FinCEN provided its answer to this question in less than 24 hours after the SCOTUS order. In an alert posted on FinCEN's website on January 24, 2025, FinCEN acknowledged the SCOTUS order but stated that it would abide by the injunction issued by the Smith court:

On January 23, 2025, the Supreme Court granted the government's motion to stay a nationwide injunction issued by a federal judge in Texas (Texas Top Cop Shop, Inc. v. McHenry—formerly, Texas Top Cop Shop v. Garland). As a separate nationwide order issued by a different federal judge in Texas (Smith v. U.S. Department of the Treasury) still remains in place, reporting companies are not currently required to file beneficial ownership information with FinCEN despite the Supreme Court's action in Texas Top Cop Shop. Reporting companies also are not subject to liability if they fail to file this information while the Smith order remains in force. However, reporting companies may continue to voluntarily submit beneficial ownership information reports.

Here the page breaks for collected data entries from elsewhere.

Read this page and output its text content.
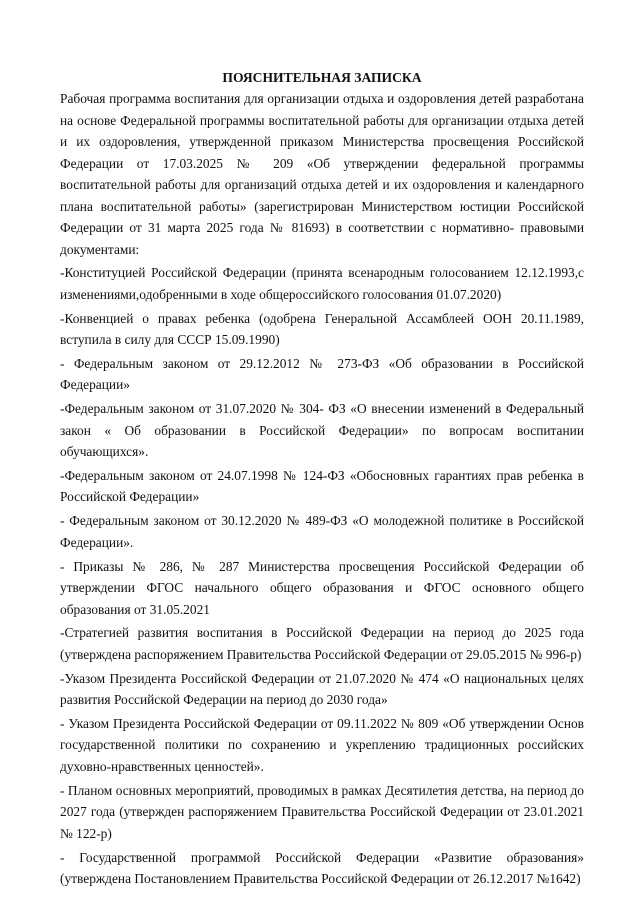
ПОЯСНИТЕЛЬНАЯ ЗАПИСКА

Рабочая программа воспитания для организации отдыха и оздоровления детей разработана на основе Федеральной программы воспитательной работы для организации отдыха детей и их оздоровления, утвержденной приказом Министерства просвещения Российской Федерации от 17.03.2025 № 209 «Об утверждении федеральной программы воспитательной работы для организаций отдыха детей и их оздоровления и календарного плана воспитательной работы» (зарегистрирован Министерством юстиции Российской Федерации от 31 марта 2025 года № 81693) в соответствии с нормативно- правовыми документами:

-Конституцией Российской Федерации (принята всенародным голосованием 12.12.1993,с изменениями,одобренными в ходе общероссийского голосования 01.07.2020)

-Конвенцией о правах ребенка (одобрена Генеральной Ассамблеей ООН 20.11.1989, вступила в силу для СССР 15.09.1990)

- Федеральным законом от 29.12.2012 № 273-ФЗ «Об образовании в Российской Федерации»

-Федеральным законом от 31.07.2020 № 304- ФЗ «О внесении изменений в Федеральный закон « Об образовании в Российской Федерации» по вопросам воспитании обучающихся».

-Федеральным законом от 24.07.1998 № 124-ФЗ «Обосновных гарантиях прав ребенка в Российской Федерации»

- Федеральным законом от 30.12.2020 № 489-ФЗ «О молодежной политике в Российской Федерации».

- Приказы № 286, № 287 Министерства просвещения Российской Федерации об утверждении ФГОС начального общего образования и ФГОС основного общего образования от 31.05.2021

-Стратегией развития воспитания в Российской Федерации на период до 2025 года (утверждена распоряжением Правительства Российской Федерации от 29.05.2015 № 996-р)

-Указом Президента Российской Федерации от 21.07.2020 № 474 «О национальных целях развития Российской Федерации на период до 2030 года»

- Указом Президента Российской Федерации от 09.11.2022 № 809 «Об утверждении Основ государственной политики по сохранению и укреплению традиционных российских духовно-нравственных ценностей».

- Планом основных мероприятий, проводимых в рамках Десятилетия детства, на период до 2027 года (утвержден распоряжением Правительства Российской Федерации от 23.01.2021 № 122-р)

- Государственной программой Российской Федерации «Развитие образования» (утверждена Постановлением Правительства Российской Федерации от 26.12.2017 №1642)
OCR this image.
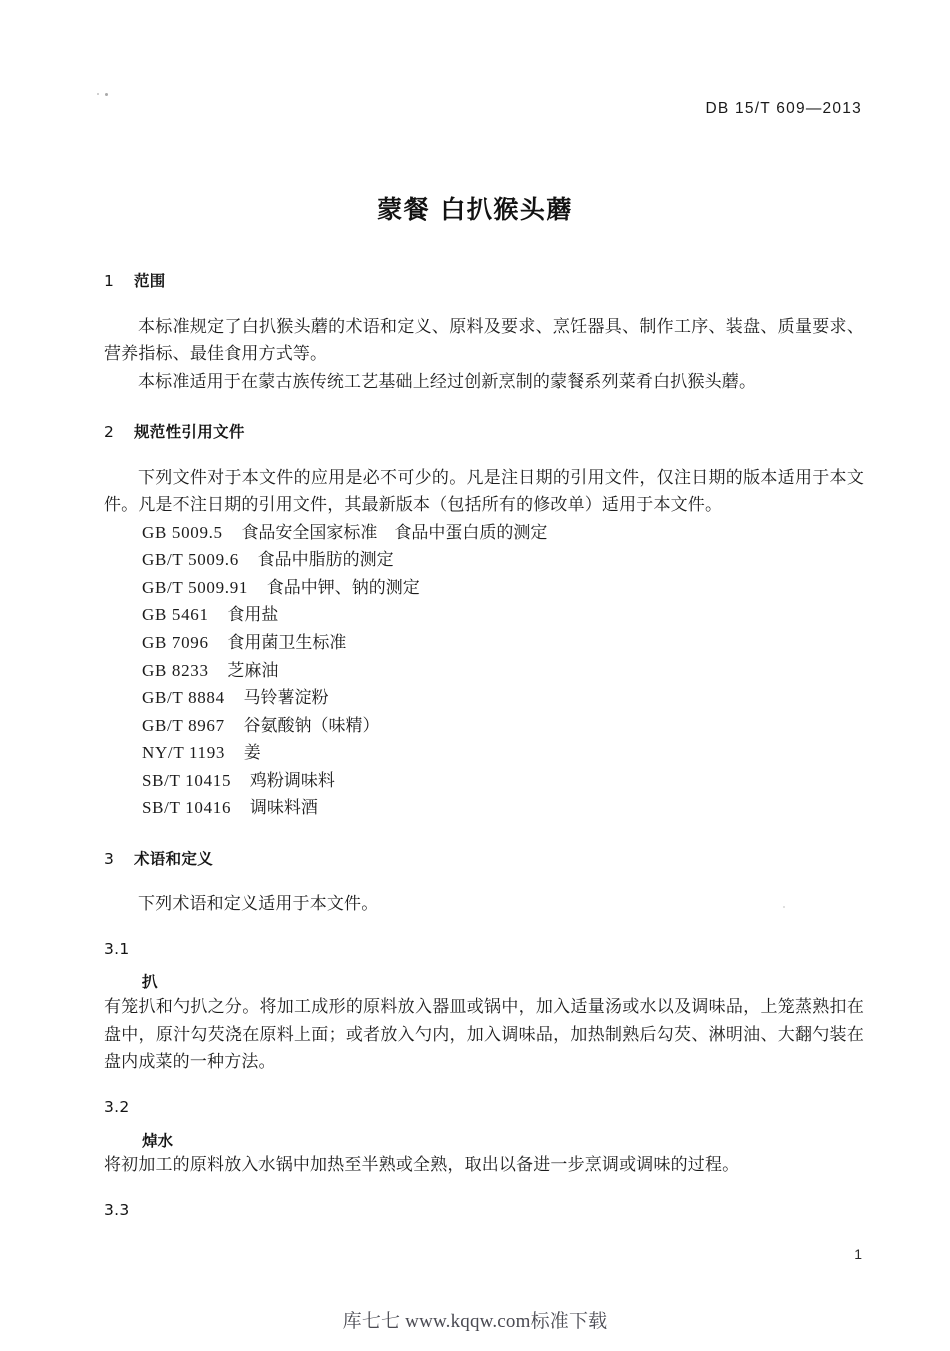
DB 15/T 609—2013
蒙餐 白扒猴头蘑
1 范围

本标准规定了白扒猴头蘑的术语和定义、原料及要求、烹饪器具、制作工序、装盘、质量要求、营养指标、最佳食用方式等。

本标准适用于在蒙古族传统工艺基础上经过创新烹制的蒙餐系列菜肴白扒猴头蘑。

2 规范性引用文件

下列文件对于本文件的应用是必不可少的。凡是注日期的引用文件，仅注日期的版本适用于本文件。凡是不注日期的引用文件，其最新版本（包括所有的修改单）适用于本文件。

GB 5009.5 食品安全国家标准　食品中蛋白质的测定
GB/T 5009.6 食品中脂肪的测定
GB/T 5009.91 食品中钾、钠的测定
GB 5461 食用盐
GB 7096 食用菌卫生标准
GB 8233 芝麻油
GB/T 8884 马铃薯淀粉
GB/T 8967 谷氨酸钠（味精）
NY/T 1193 姜
SB/T 10415 鸡粉调味料
SB/T 10416 调味料酒
3 术语和定义

下列术语和定义适用于本文件。

3.1
扒

有笼扒和勺扒之分。将加工成形的原料放入器皿或锅中，加入适量汤或水以及调味品，上笼蒸熟扣在盘中，原汁勾芡浇在原料上面；或者放入勺内，加入调味品，加热制熟后勾芡、淋明油、大翻勺装在盘内成菜的一种方法。

3.2
焯水

将初加工的原料放入水锅中加热至半熟或全熟，取出以备进一步烹调或调味的过程。

3.3
1
库七七 www.kqqw.com标准下载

Thus, reporting companies can continue to submit voluntary filings with FinCEN, but there is not currently an affirmative legal obligation to file beneficial ownership information reports (BOIRs) with FinCEN. It is not clear when or whether the new administration will appeal the injunction issued by the Smith court. Despite the continuing back-and-forth, we continue to recommend that reporting companies be prepared to file their BOIRs.

Kevin Shepherd
Michael Schiffer
Alexander Koff
Samuel Disario

* The authors would like to thank Law Clerk Nicholas O'Connor for his assistance in writing this alert.


[1] Texas Top Cop Shop, Inc. v. McHenry—formerly, Texas Top Cop Shop v. Garland, C.A. No. 4:24-CV-478, 2024 U.S. Dist. LEXIS 218294 (E.D. Tex. Dec. 3, 2024). The court amended the order to correct a typographical error on December 5, 2024.